Sehingga tRNA akan mentransfer asam amino-asam amino dari sitoplasma ke ribosom.
Menurut dari asosiasi kodon dan antikodon dimana harus didahului oleh pelekatan yang
benar antara tRNA dengan asam amino sehingga tRNA akan mengikatkan diri pada suatu kodon
mRNA yang menentukan asam amino tertentu, dan yang akan membawa hanya asam amino ke
ribosom. Setiap dari asam amino akan digabungkan dengan tRNA yang sesuai oleh suatu enzim
spesifik yang disebut dengan aminoasil-ARNt sintetase (aminoacyl-tRNA synthetase).

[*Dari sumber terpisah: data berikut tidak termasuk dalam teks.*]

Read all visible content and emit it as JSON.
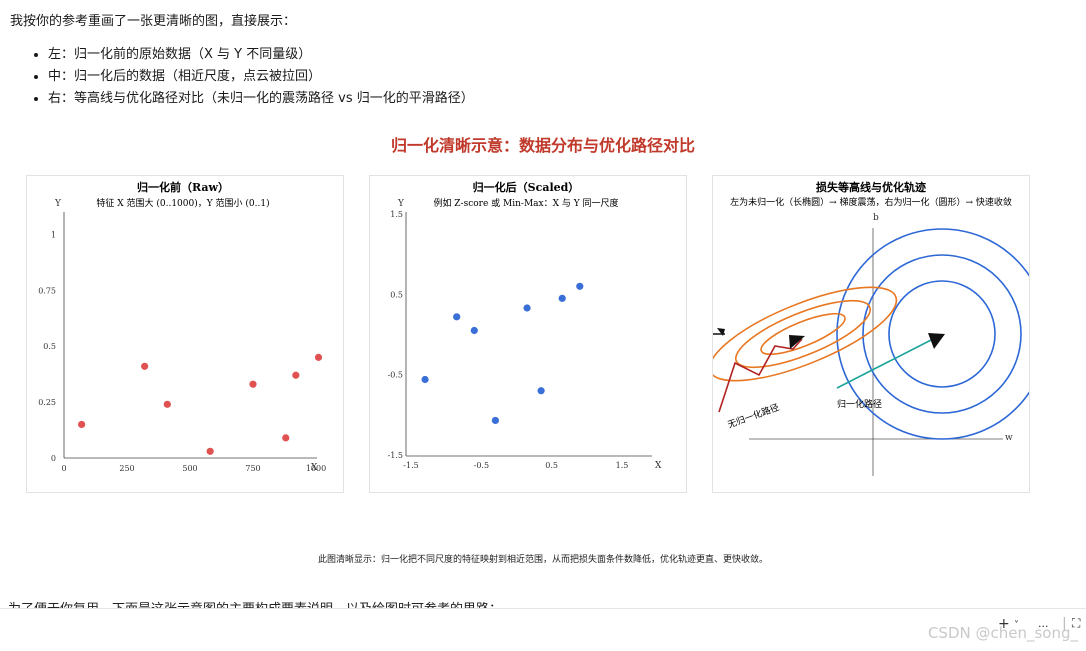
{
  "intro": "我按你的参考重画了一张更清晰的图，直接展示：",
  "bullets": [
    "左：归一化前的原始数据（X 与 Y 不同量级）",
    "中：归一化后的数据（相近尺度，点云被拉回）",
    "右：等高线与优化路径对比（未归一化的震荡路径 vs 归一化的平滑路径）"
  ],
  "figure_title": "归一化清晰示意：数据分布与优化路径对比",
  "colors": {
    "title_red": "#c0392b",
    "raw_points": "#e05252",
    "scaled_points": "#3b6fd8",
    "ellipse": "#e87722",
    "circle": "#2c67d6",
    "zigzag": "#b22222",
    "smooth_path": "#1aa39a"
  },
  "chart_data": [
    {
      "type": "scatter",
      "title": "归一化前（Raw）",
      "subtitle": "特征 X 范围大 (0..1000)，Y 范围小 (0..1)",
      "xlabel": "X",
      "ylabel": "Y",
      "xlim": [
        0,
        1000
      ],
      "ylim": [
        0,
        1.1
      ],
      "x_ticks": [
        "0",
        "250",
        "500",
        "750",
        "1000"
      ],
      "y_ticks": [
        "0",
        "0.25",
        "0.5",
        "0.75",
        "1"
      ],
      "points": [
        [
          70,
          0.15
        ],
        [
          320,
          0.41
        ],
        [
          410,
          0.24
        ],
        [
          580,
          0.03
        ],
        [
          750,
          0.33
        ],
        [
          920,
          0.37
        ],
        [
          1010,
          0.45
        ],
        [
          880,
          0.09
        ]
      ]
    },
    {
      "type": "scatter",
      "title": "归一化后（Scaled）",
      "subtitle": "例如 Z-score 或 Min-Max：X 与 Y 同一尺度",
      "xlabel": "X",
      "ylabel": "Y",
      "xlim": [
        -1.5,
        1.5
      ],
      "ylim": [
        -1.5,
        1.5
      ],
      "x_ticks": [
        "-1.5",
        "-0.5",
        "0.5",
        "1.5"
      ],
      "y_ticks": [
        "-1.5",
        "-0.5",
        "0.5",
        "1.5"
      ],
      "points": [
        [
          -1.3,
          -0.56
        ],
        [
          -0.85,
          0.22
        ],
        [
          -0.6,
          0.05
        ],
        [
          -0.3,
          -1.07
        ],
        [
          0.15,
          0.33
        ],
        [
          0.35,
          -0.7
        ],
        [
          0.65,
          0.45
        ],
        [
          0.9,
          0.6
        ]
      ]
    },
    {
      "type": "diagram",
      "title": "损失等高线与优化轨迹",
      "subtitle": "左为未归一化（长椭圆）→ 梯度震荡，右为归一化（圆形）→ 快速收敛",
      "xlabel": "w",
      "ylabel": "b",
      "label_zigzag": "无归一化路径",
      "label_smooth": "归一化路径"
    }
  ],
  "caption": "此图清晰显示：归一化把不同尺度的特征映射到相近范围，从而把损失面条件数降低，优化轨迹更直、更快收敛。",
  "cut_text": "为了便于你复用，下面是这张示意图的主要构成要素说明，以及绘图时可参考的思路：",
  "toolbar": {
    "plus": "+",
    "chev": "˅",
    "more": "···",
    "sep": "|",
    "expand": "⛶"
  },
  "watermark": "CSDN @chen_song_"
}
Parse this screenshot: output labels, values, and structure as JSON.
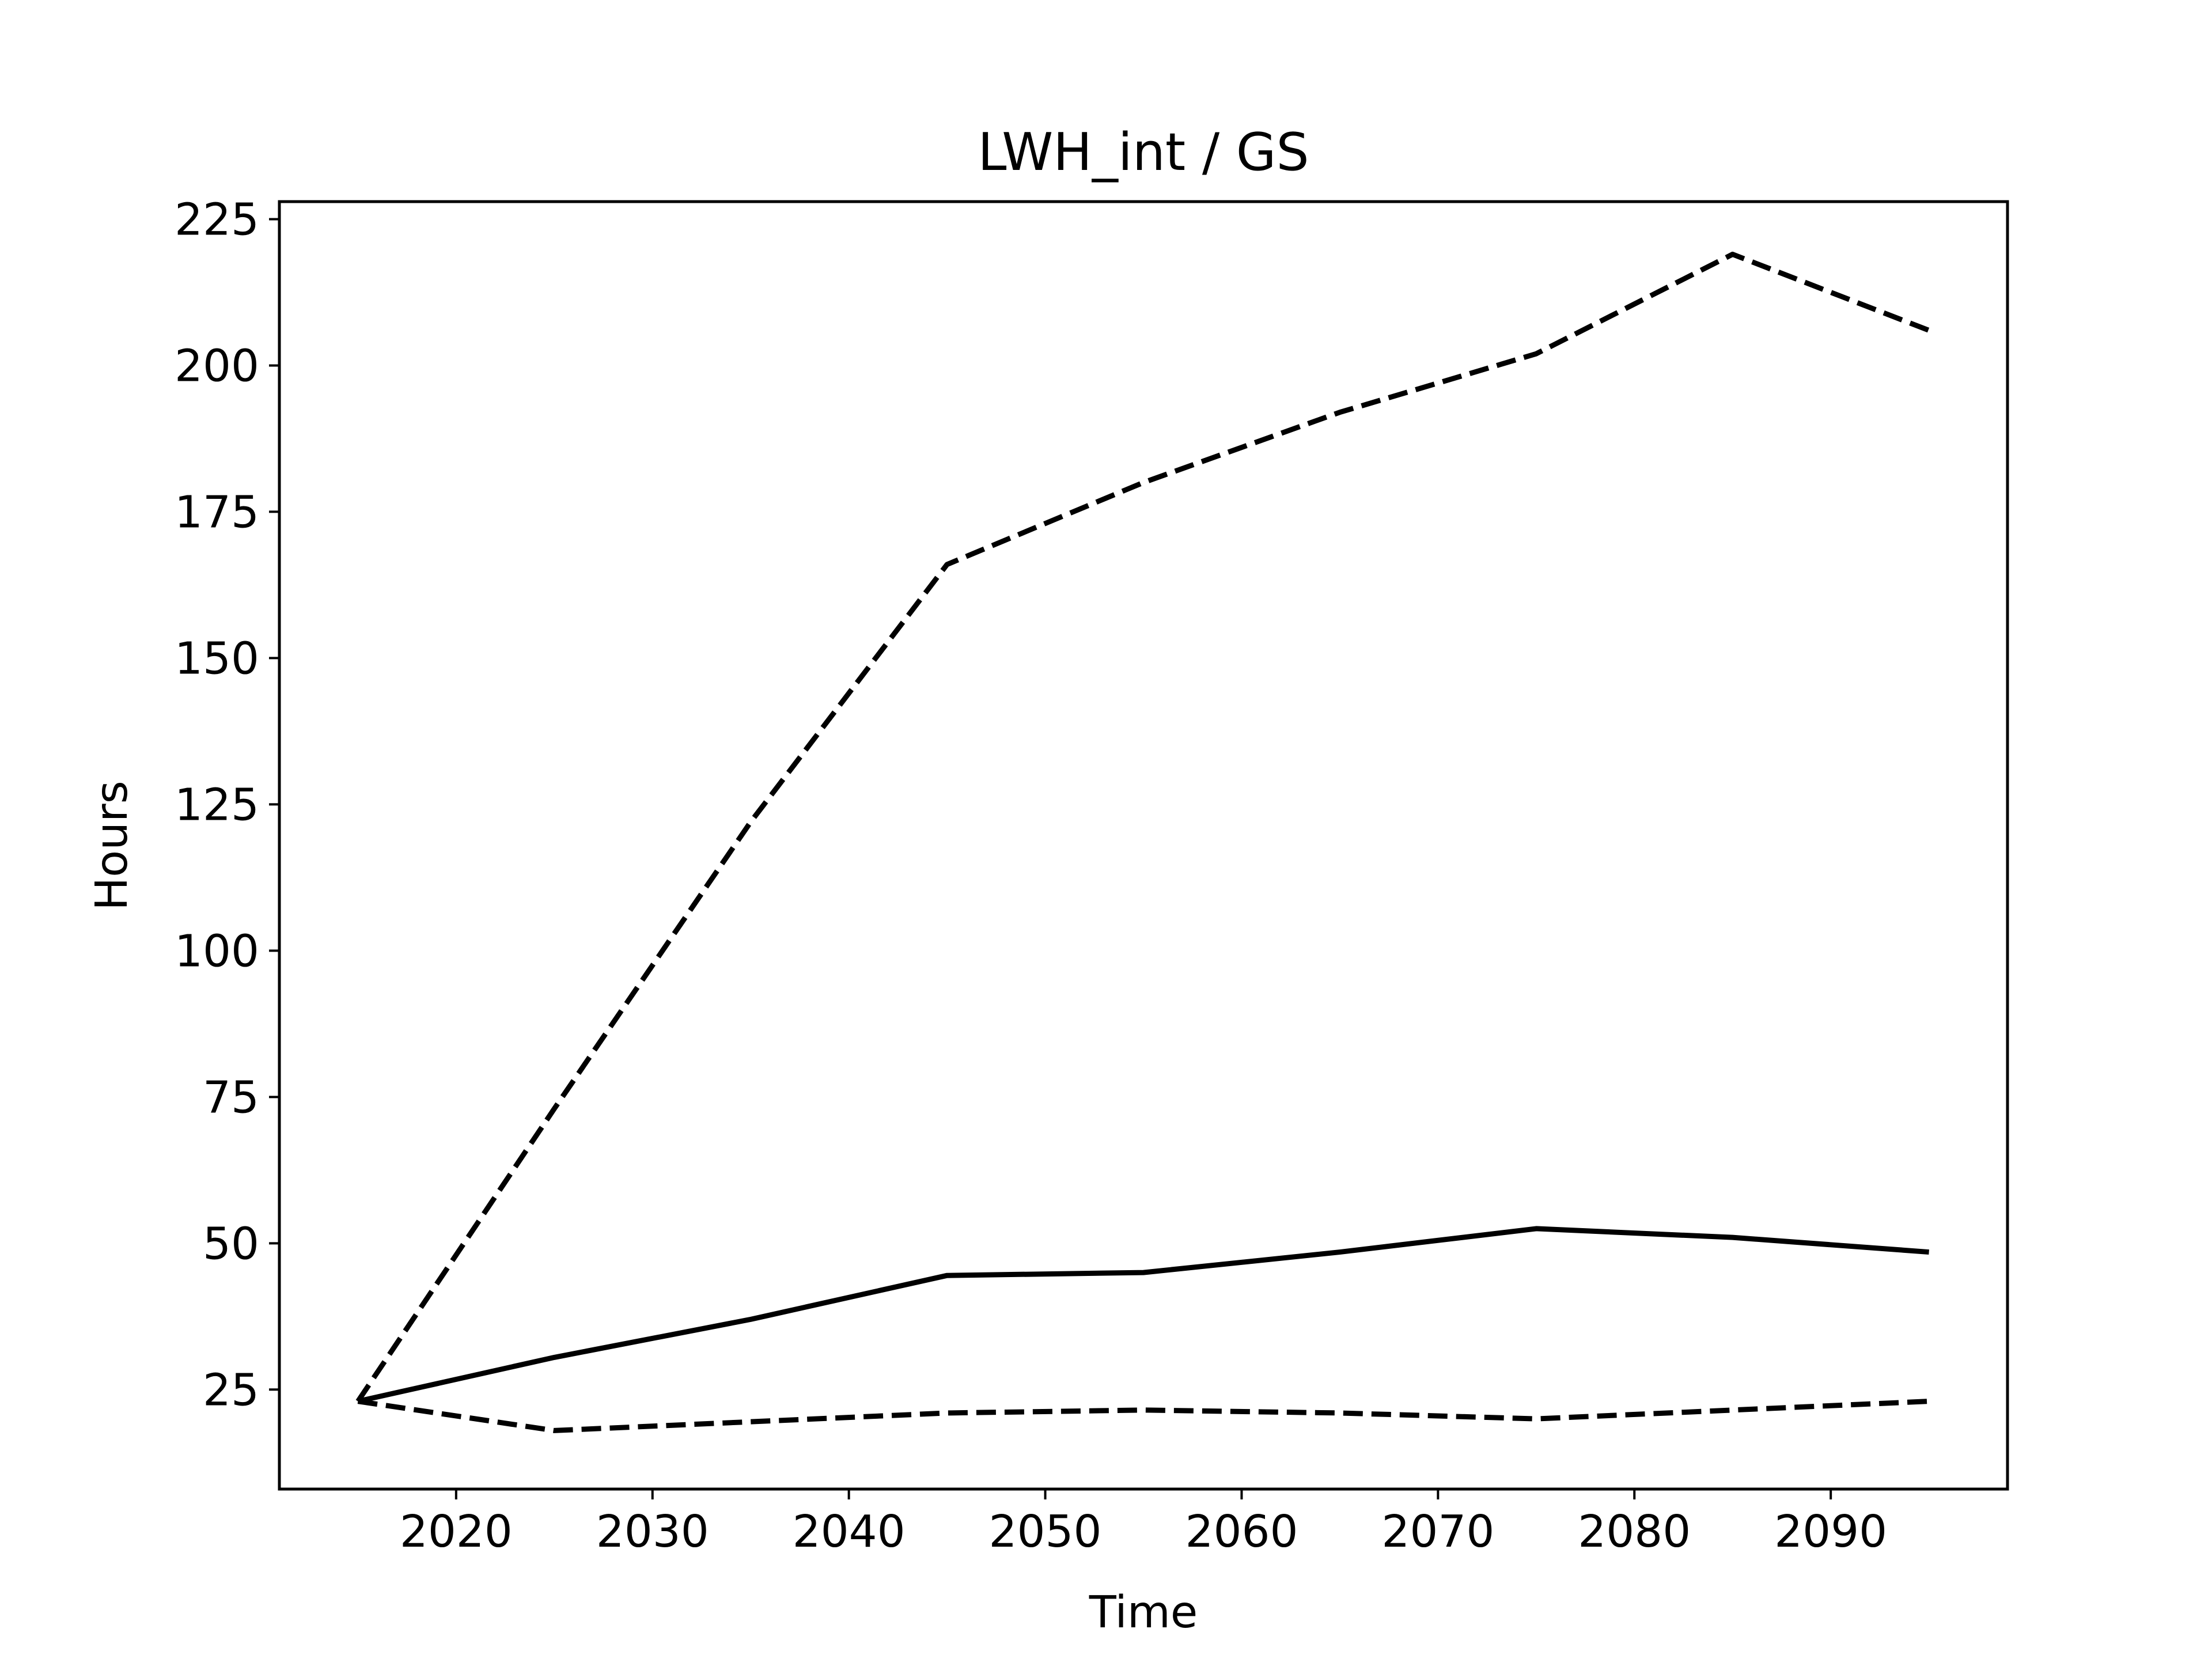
{
  "chart_data": {
    "type": "line",
    "title": "LWH_int / GS",
    "xlabel": "Time",
    "ylabel": "Hours",
    "xlim": [
      2011,
      2099
    ],
    "ylim": [
      8,
      228
    ],
    "xticks": [
      2020,
      2030,
      2040,
      2050,
      2060,
      2070,
      2080,
      2090
    ],
    "yticks": [
      25,
      50,
      75,
      100,
      125,
      150,
      175,
      200,
      225
    ],
    "grid": false,
    "legend": "none",
    "series": [
      {
        "style": "dashed",
        "color": "#000000",
        "x": [
          2015,
          2025,
          2035,
          2045,
          2055,
          2065,
          2075,
          2085,
          2095
        ],
        "y": [
          23,
          73,
          122,
          166,
          180,
          192,
          202,
          219,
          206
        ]
      },
      {
        "style": "solid",
        "color": "#000000",
        "x": [
          2015,
          2025,
          2035,
          2045,
          2055,
          2065,
          2075,
          2085,
          2095
        ],
        "y": [
          23,
          30.5,
          37,
          44.5,
          45,
          48.5,
          52.5,
          51,
          48.5
        ]
      },
      {
        "style": "dashed",
        "color": "#000000",
        "x": [
          2015,
          2025,
          2035,
          2045,
          2055,
          2065,
          2075,
          2085,
          2095
        ],
        "y": [
          23,
          18,
          19.5,
          21,
          21.5,
          21,
          20,
          21.5,
          23
        ]
      }
    ]
  }
}
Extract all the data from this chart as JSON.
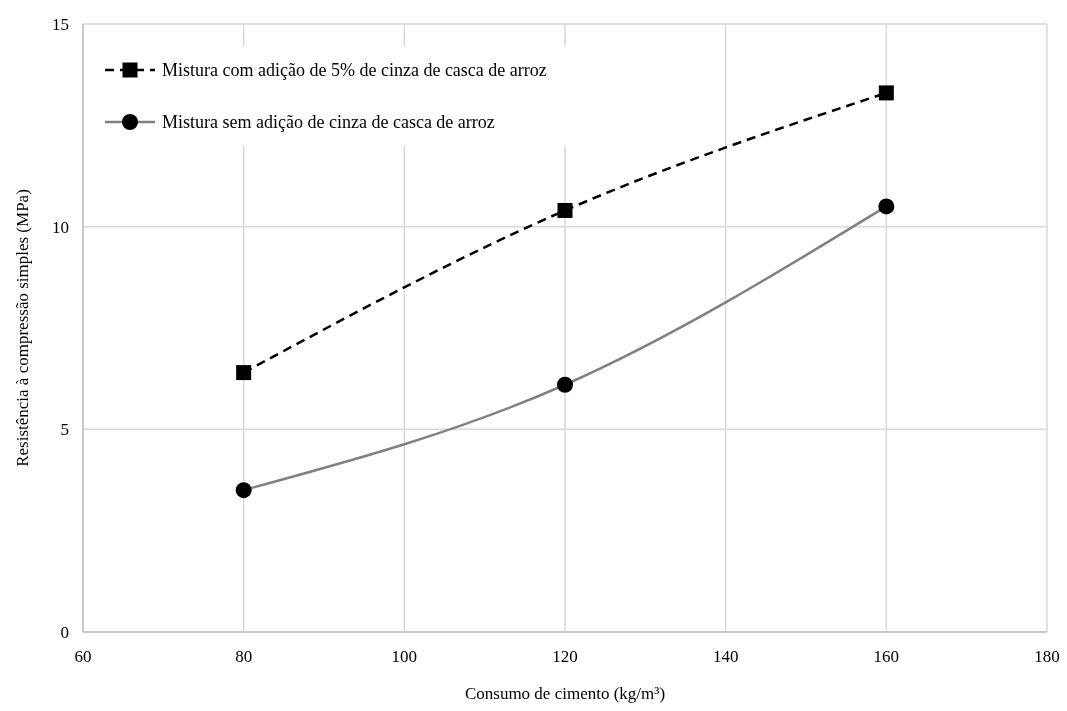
{
  "chart_data": {
    "type": "line",
    "xlabel": "Consumo de cimento (kg/m³)",
    "ylabel": "Resistência à compressão simples (MPa)",
    "x": [
      80,
      120,
      160
    ],
    "xlim": [
      60,
      180
    ],
    "xticks": [
      60,
      80,
      100,
      120,
      140,
      160,
      180
    ],
    "ylim": [
      0,
      15
    ],
    "yticks": [
      0,
      5,
      10,
      15
    ],
    "grid": true,
    "legend": "top left",
    "series": [
      {
        "name": "Mistura com adição de 5% de cinza de casca de arroz",
        "color": "#000000",
        "colors": [
          "#000000",
          "#000000",
          "#000000"
        ],
        "values": [
          6.4,
          10.4,
          13.3
        ],
        "marker": "square",
        "line_style": "dashed"
      },
      {
        "name": "Mistura sem adição de cinza de casca de arroz",
        "color": "#808080",
        "colors": [
          "#000000",
          "#000000",
          "#000000"
        ],
        "values": [
          3.5,
          6.1,
          10.5
        ],
        "marker": "circle",
        "line_style": "solid"
      }
    ]
  }
}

Suatu ribosom akan memudahkan pelekatan yang spesifik antara antikodon tRNA dengan
kodon mRNA selama sintesis protein. Sub unit ribosom dibangun oleh protein-protein dan
molekul-molekul RNA yang disebut RNA ribosomal.
Translasi hampir sama tahapannya dengan transkripsi dimana ada tiga tahap
yaitu inisiasi, elongasi, dan terminasi. Semua tahapan ini memerlukan faktor-faktor protein
yang membantu mRNA, tRNA, dan ribosom selama proses translasi. Sedangkan inisiasi dan
elongasi pada rantai polipeptida juga membutuhkan sejumlah energi, dimana energi ini akan
disediakan oleh suatu GTP yaitu (guanosin triphosphat), yaitu suatu molekul yang mirip dengan
ATP.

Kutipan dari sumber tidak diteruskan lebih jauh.